The main challenge facing health providers is improving service efficiency and making treatment affordable without compromising the quality of care.
This entails lowering the cost of treatment and tackling inefficiencies that hamper access to care. Two primary areas of focus in health reform are lowering cost of drugs and eradicating corruption and waste of resources.
The high cost of drugs can be managed through increased use of generics with the same efficacy as the more expensive branded drugs. Inefficiencies Inefficiencies typically include wastage, corruption, fraud and misallocation of human and non-human resources.
These have been cited as a major factor pushing up the cost of health-care globally. By some estimates, six per cent of the annual global health expenditure of $5.3 trillion is lost to corruption. Up to 40 per cent of health spending is sucked by systemic inefficiencies.

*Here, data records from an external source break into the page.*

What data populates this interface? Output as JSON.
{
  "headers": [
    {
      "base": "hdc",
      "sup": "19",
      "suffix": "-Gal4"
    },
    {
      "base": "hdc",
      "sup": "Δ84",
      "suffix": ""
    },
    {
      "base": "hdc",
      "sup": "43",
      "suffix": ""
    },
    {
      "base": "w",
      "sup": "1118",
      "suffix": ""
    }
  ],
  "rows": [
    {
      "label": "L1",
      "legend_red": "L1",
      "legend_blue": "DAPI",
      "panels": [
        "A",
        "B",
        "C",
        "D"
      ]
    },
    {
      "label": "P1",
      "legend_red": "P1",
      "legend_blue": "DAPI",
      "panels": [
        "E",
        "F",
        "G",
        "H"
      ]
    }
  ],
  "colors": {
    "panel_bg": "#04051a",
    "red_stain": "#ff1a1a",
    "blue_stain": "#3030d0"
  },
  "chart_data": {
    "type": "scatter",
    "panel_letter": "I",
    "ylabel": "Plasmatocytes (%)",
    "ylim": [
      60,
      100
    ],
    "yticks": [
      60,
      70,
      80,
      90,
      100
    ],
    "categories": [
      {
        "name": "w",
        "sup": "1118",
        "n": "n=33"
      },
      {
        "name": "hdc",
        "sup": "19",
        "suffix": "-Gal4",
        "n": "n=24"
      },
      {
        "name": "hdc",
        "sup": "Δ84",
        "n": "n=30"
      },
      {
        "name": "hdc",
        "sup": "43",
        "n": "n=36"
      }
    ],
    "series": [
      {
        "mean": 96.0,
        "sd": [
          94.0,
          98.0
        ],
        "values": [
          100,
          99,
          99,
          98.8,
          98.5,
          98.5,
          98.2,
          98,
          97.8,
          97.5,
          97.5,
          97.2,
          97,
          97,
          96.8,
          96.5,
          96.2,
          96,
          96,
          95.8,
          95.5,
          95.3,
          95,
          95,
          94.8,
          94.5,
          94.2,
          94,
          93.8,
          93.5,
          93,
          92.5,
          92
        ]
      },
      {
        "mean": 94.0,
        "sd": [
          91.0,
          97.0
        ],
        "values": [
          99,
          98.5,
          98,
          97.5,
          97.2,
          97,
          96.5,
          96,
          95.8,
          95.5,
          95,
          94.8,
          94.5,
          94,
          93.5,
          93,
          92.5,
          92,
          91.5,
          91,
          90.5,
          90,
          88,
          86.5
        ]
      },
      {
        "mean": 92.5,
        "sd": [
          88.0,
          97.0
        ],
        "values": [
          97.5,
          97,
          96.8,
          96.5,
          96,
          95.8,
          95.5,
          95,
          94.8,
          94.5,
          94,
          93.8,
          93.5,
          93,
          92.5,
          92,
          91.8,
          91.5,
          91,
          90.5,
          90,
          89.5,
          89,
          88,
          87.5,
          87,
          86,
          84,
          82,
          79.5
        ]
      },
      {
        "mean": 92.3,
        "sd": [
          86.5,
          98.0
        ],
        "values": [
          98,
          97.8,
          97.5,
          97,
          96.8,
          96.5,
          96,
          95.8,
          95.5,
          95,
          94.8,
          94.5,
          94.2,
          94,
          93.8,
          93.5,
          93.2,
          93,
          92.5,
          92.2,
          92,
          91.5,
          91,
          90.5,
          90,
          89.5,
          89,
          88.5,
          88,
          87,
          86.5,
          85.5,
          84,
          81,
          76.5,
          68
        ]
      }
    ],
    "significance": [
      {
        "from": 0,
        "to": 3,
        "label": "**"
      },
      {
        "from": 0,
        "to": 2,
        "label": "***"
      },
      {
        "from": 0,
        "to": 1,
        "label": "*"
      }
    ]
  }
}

This is a huge amount considering the positive impact it would otherwise have on the lives of millions of poor people around the world. Eliminating such inefficiencies is therefore critical in cutting costs. Eradicating corruption in procurement is often a volatile process with charged political undertones.
Typically, inefficiencies drive the cost of healthcare up. Escalating costs invariably lead to higher medical insurance premiums. This hurts those covered by private medical insurers and even public health insurance schemes like the National Health Insurance Fund (NHIF). It also increases the claims ratios leading to declining revenue for health insurers.